I glance at the book that Trish and I created. It’s a start. It helped me find my own side of the road, while gently exploring the other. It keeps me on the road to where I need to go, safely for the most part, and comfortably.
Each time I edge my bike off the road to Gilimanuk, and enter the peace of the villages, my mind instantly quiets from the intrusive noise of the traffic, and I know I draw an audible sigh of relief. The roads are often bumpy and wide. I can clearly see where I am going, and at times I can even ride on the other side of the road without fear of colliding with an on-coming motor bike. The cows have no qualms crossing the invisible line, expecting me to slow for them, which naturally, I do.
It’s a world of cooperation and harmony.
We are not so distant from this, certainly not as far as we sometimes say we are. As cultures, we do have something in common. The very fact that I can feel peace as I cycle the paddies of Tabanan Regency assures me that at some point, this simplicity is what made our hearts stronger, lives healthier and communities more peaceful. It’s just that the Western commonalities are so old and almost forgotten, apart from some altruistic souls helping nurture us back to a state of feeling, of being grounded, of listing to our hearts, minds and spirit. The middle of the road only got so crazy when we thew missiles down it in the shape of commercialisation and greed.

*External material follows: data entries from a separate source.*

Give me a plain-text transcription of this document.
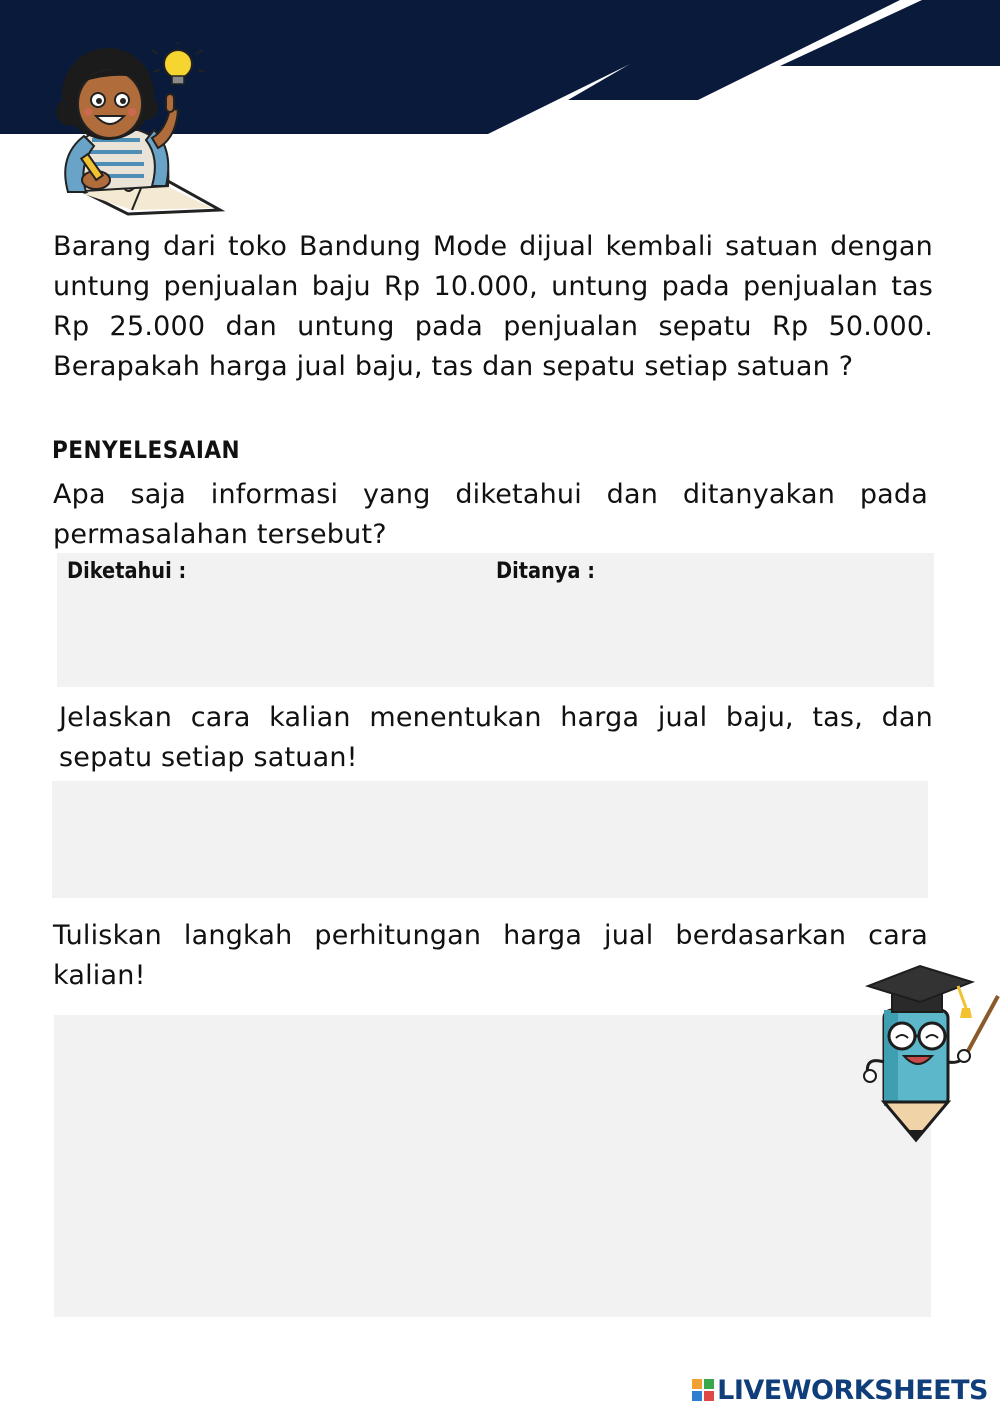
Barang dari toko Bandung Mode dijual kembali satuan dengan untung penjualan baju Rp 10.000, untung pada penjualan tas Rp 25.000 dan untung pada penjualan sepatu Rp 50.000. Berapakah harga jual baju, tas dan sepatu setiap satuan ?

PENYELESAIAN

Apa saja informasi yang diketahui dan ditanyakan pada permasalahan tersebut?

Diketahui :	Ditanya :

Jelaskan cara kalian menentukan harga jual baju, tas, dan sepatu setiap satuan!

Tuliskan langkah perhitungan harga jual berdasarkan cara kalian!

LIVEWORKSHEETS
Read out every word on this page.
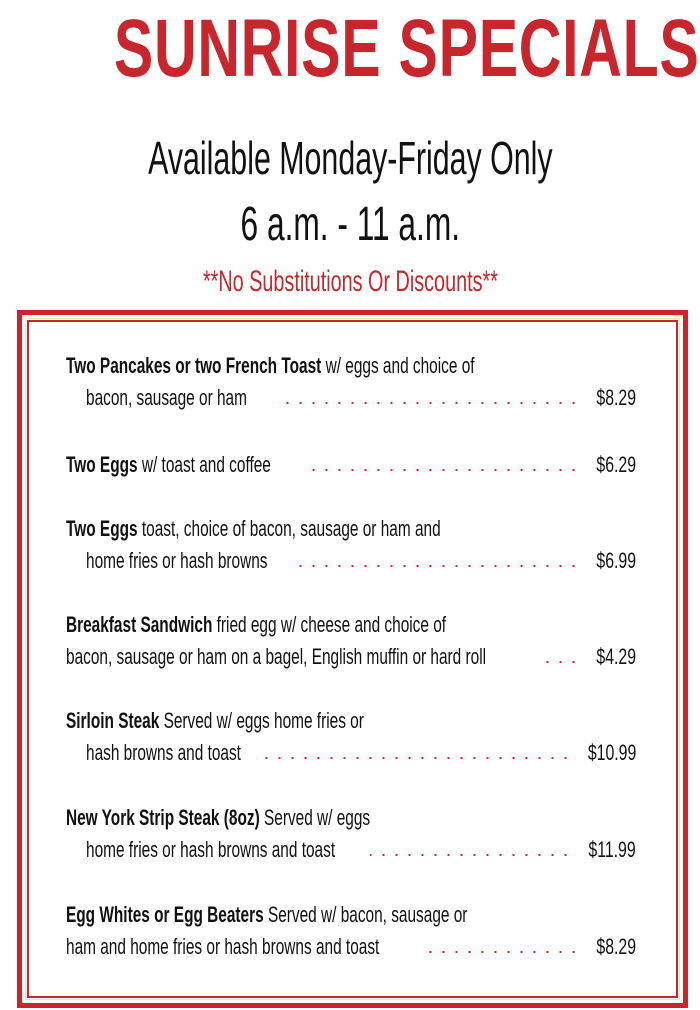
SUNRISE SPECIALS
Available Monday-Friday Only
6 a.m. - 11 a.m.
**No Substitutions Or Discounts**
Two Pancakes or two French Toast w/ eggs and choice of
bacon, sausage or ham	$8.29
Two Eggs w/ toast and coffee	$6.29
Two Eggs toast, choice of bacon, sausage or ham and
home fries or hash browns	$6.99
Breakfast Sandwich fried egg w/ cheese and choice of
bacon, sausage or ham on a bagel, English muffin or hard roll	$4.29
Sirloin Steak Served w/ eggs home fries or
hash browns and toast	$10.99
New York Strip Steak (8oz) Served w/ eggs
home fries or hash browns and toast	$11.99
Egg Whites or Egg Beaters Served w/ bacon, sausage or
ham and home fries or hash browns and toast	$8.29
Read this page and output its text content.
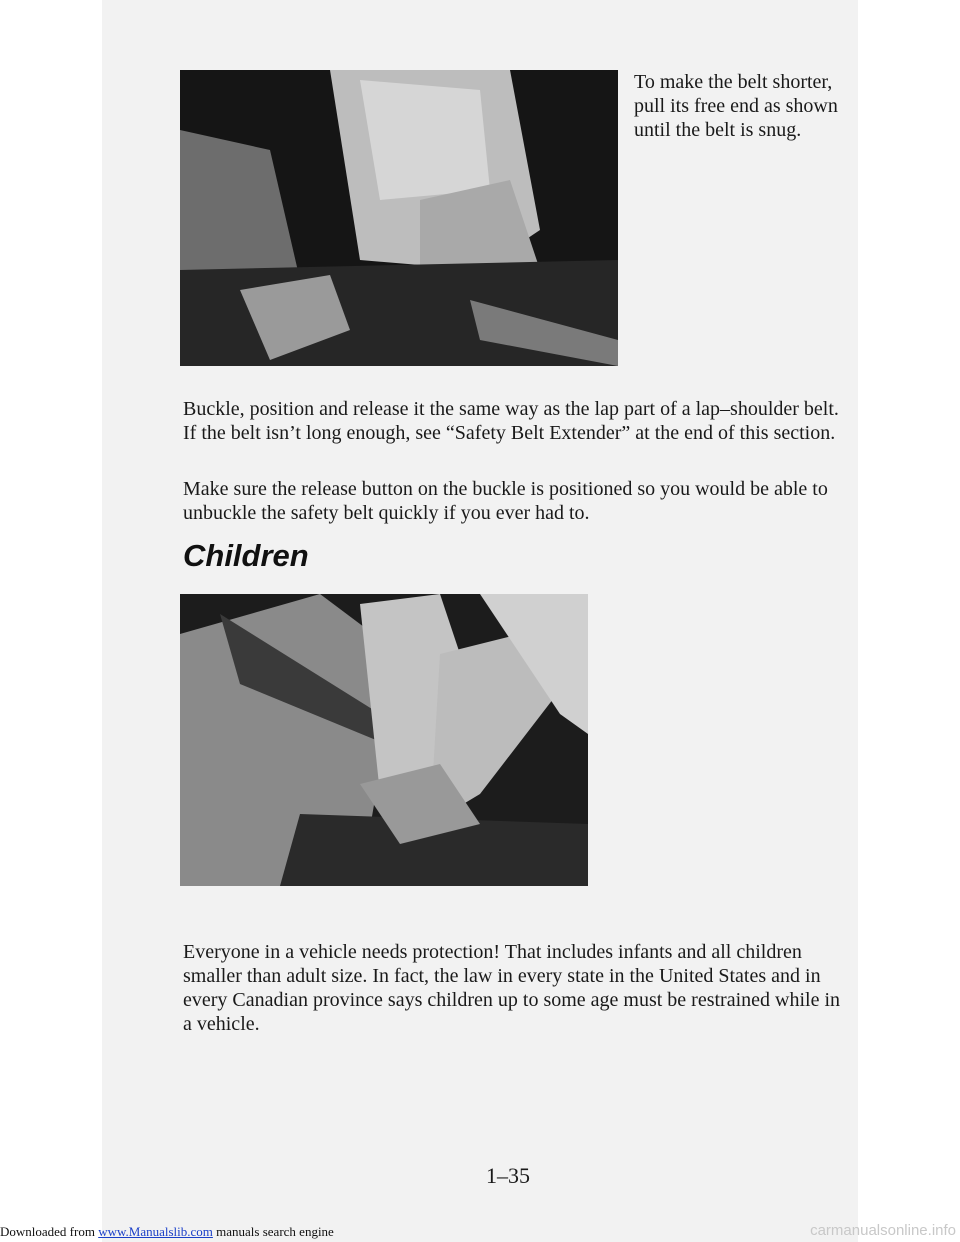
To make the belt shorter, pull its free end as shown until the belt is snug.

Buckle, position and release it the same way as the lap part of a lap–shoulder belt. If the belt isn’t long enough, see “Safety Belt Extender” at the end of this section.

Make sure the release button on the buckle is positioned so you would be able to unbuckle the safety belt quickly if you ever had to.

Children

Everyone in a vehicle needs protection! That includes infants and all children smaller than adult size. In fact, the law in every state in the United States and in every Canadian province says children up to some age must be restrained while in a vehicle.

1–35
Downloaded from www.Manualslib.com manuals search engine	carmanualsonline.info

Mankind seems to have been fighting for so long now, we are numb to images of fire and reports of death. We’ve accepted that the frantic middle of the road is the place to be, while mourning the loss of our own state of being.
As I turn my back on the busy by-pass that takes busloads of tourists to Tanah Lot temple every day, I carefully keep my wheels on the left side of the road. Maggie Thatcher was right. The middle of the road is dangerous. But once, it was a place of peace and harmony in the centre of a village where goods were traded and life was sustainable.
That’s the beauty of Bali. Lessons and stories around every corner, beckoning to be written, heard and shared.
If we are lucky, the middle of the road will once again be a place we are not only nurtured, but a place in our community we feel safe enough to share our dreams and lessons of who we are, and why we must continue to be.